Outside my knowledge, apart from a random guess that there's probably more sun in the desert.
Must be bad panels or concept. The local storage place here in cloudy NJ produces WAY more than that on their roof.
Edit: read other stories. BAD concept and poor execution. Its simpler to put panels over parking lots and on big box/ factory roofs.
Microwave draws around 1200 watts. Not that serious. Roughly 10 amps.
Neither. It's a research project in its earliest infancy.
The purpose of the research is to learn if it is practical to use solar cells in pavement and implanted into structural materials for electrical generation without the need for the present racks and arrays. The easiest place to start, and the cheapest, was a parking lot. Vertical surfaces are harder for experiments, but they will follow.
Next to follow will be some streets, and then a stretch of highway.
If the cells can be developed to withstand the abuse when implanted into highways, streets, sidewalks, parking lots, etc. then it could be possible to power electric cars, for example, from the roadway they're on, with no need for charging stations.
Even better, an electric car could never need to be stopped to charge up at all. A small drag wire could pick up enough charge as the car goes down the road to keep the batteries charged, so future cars may never need fueling stations.
All the pavement that surrounds us could become a source of free power. Decentralized power, so if a power plant shuts down suddenly, millions of people wouldn't be left in the cold and dark. Part of the program is freedom from the grid.
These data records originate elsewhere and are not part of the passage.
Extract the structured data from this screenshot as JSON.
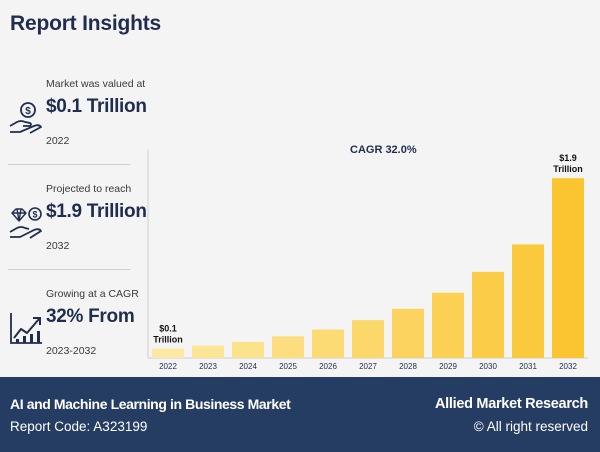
{
  "page": {
    "title": "Report Insights"
  },
  "stats": [
    {
      "label": "Market was valued at",
      "value": "$0.1 Trillion",
      "year": "2022",
      "icon": "money-hand-icon"
    },
    {
      "label": "Projected to reach",
      "value": "$1.9 Trillion",
      "year": "2032",
      "icon": "diamond-hand-icon"
    },
    {
      "label": "Growing at a CAGR",
      "value": "32% From",
      "year": "2023-2032",
      "icon": "growth-chart-icon"
    }
  ],
  "colors": {
    "bar_light": "#fde9a3",
    "bar_dark": "#fbc531",
    "navy": "#1f2d4f",
    "footer_bg": "#263d63"
  },
  "chart_data": {
    "type": "bar",
    "title": "CAGR 32.0%",
    "categories": [
      "2022",
      "2023",
      "2024",
      "2025",
      "2026",
      "2027",
      "2028",
      "2029",
      "2030",
      "2031",
      "2032"
    ],
    "values": [
      0.1,
      0.13,
      0.17,
      0.23,
      0.3,
      0.4,
      0.52,
      0.69,
      0.91,
      1.2,
      1.9
    ],
    "ylim": [
      0,
      2.05
    ],
    "xlabel": "",
    "ylabel": "",
    "annotations": [
      {
        "index": 0,
        "lines": [
          "$0.1",
          "Trillion"
        ]
      },
      {
        "index": 10,
        "lines": [
          "$1.9",
          "Trillion"
        ]
      }
    ]
  },
  "footer": {
    "market_name": "AI and Machine Learning in Business Market",
    "report_code": "Report Code: A323199",
    "brand": "Allied Market Research",
    "rights": "© All right reserved"
  }
}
The concept and the solar cell design are both brand new, and the cells have to be far tougher than any that have ever been made before.
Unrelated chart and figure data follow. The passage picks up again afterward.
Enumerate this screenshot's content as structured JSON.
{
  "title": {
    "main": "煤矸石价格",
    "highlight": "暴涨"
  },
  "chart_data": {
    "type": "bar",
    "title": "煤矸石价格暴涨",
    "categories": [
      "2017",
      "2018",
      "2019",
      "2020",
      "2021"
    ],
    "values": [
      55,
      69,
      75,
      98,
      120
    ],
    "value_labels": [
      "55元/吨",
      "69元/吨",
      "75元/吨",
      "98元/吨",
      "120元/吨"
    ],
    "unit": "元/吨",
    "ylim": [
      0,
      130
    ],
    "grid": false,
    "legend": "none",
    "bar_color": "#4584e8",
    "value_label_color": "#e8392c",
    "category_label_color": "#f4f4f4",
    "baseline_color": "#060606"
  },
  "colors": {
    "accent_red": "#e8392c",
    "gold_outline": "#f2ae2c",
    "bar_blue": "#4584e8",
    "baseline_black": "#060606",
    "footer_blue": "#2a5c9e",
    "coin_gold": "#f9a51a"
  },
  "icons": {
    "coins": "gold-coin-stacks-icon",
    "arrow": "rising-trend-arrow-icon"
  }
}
The basic premise so far is; each cell can't make much power on its own because it cannot be sensitive and survivable at the same time, but miles of them could generate seriously major power.
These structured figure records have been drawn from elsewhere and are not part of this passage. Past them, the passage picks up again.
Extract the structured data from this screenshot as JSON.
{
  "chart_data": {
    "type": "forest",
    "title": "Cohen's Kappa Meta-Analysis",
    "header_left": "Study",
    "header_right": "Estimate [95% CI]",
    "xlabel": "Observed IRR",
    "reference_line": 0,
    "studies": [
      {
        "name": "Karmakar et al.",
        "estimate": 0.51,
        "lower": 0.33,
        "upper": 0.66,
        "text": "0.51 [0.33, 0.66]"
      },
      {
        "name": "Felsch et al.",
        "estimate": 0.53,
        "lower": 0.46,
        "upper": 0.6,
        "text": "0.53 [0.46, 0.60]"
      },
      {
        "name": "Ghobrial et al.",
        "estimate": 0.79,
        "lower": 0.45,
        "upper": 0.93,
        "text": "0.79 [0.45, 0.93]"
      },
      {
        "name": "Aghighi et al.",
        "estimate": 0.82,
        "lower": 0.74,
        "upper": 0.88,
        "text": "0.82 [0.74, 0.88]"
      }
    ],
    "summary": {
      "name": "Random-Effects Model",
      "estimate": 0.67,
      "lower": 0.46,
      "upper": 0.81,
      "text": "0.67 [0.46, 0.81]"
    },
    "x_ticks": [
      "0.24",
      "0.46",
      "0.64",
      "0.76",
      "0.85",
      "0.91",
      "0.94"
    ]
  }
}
The experimental cells could also be implanted into building construction concrete, brick, ceramic, glass, and other fascia materials, allowing buildings to be energy independent.
The reasons why Idaho was chosen for this experiment are twofold; we have a lot of relatively empty highways compared to the congested roads in other states, and the materials, along with all the concept work, is coming from the INL- the Idaho National Laboratory.
The INL is the nation's leading experimental lab. The INL is working alongside Idaho's new Advanced Technology Centers. There are presently 2 of these in the state, and there are plans for more to come.
Essentially, if they can make it work in Idaho, it can work anywhere in the nation. Idaho has extremes in climate, terrain, altitude, with a low population, and is the perfect test bed for a device that has to be durable easy. and reliable. If the cells work well here, they will work well everywhere.
Yea... it never hails or snows anywhere they're installing all those pretty PV solar panels. Hail makes them expensive roof art and snow, well snow covers them just like a blanket making them useless unless someone goes up on that roof and cleans the snow off. Darn those pesky details!
Easy enough to insure against hail damage. It's part of your homeowners insurance. Solar is most useful in the summer when demand is high. Snow really isn't a problem then.
What subsidies? Oh, that's right! They are subsidized by the rate payers of the company that owns them. People like me and the electricity rate paying people in the service territory of the electric utility I'm retired from. A company that owns a nuclear power electric generation plant.
Subsidies my rear!
You realize that nuclear, gas and coal all have substantial subsidies too? Or are you so naive that you think only solar is subsidized? Want to buy a bridge?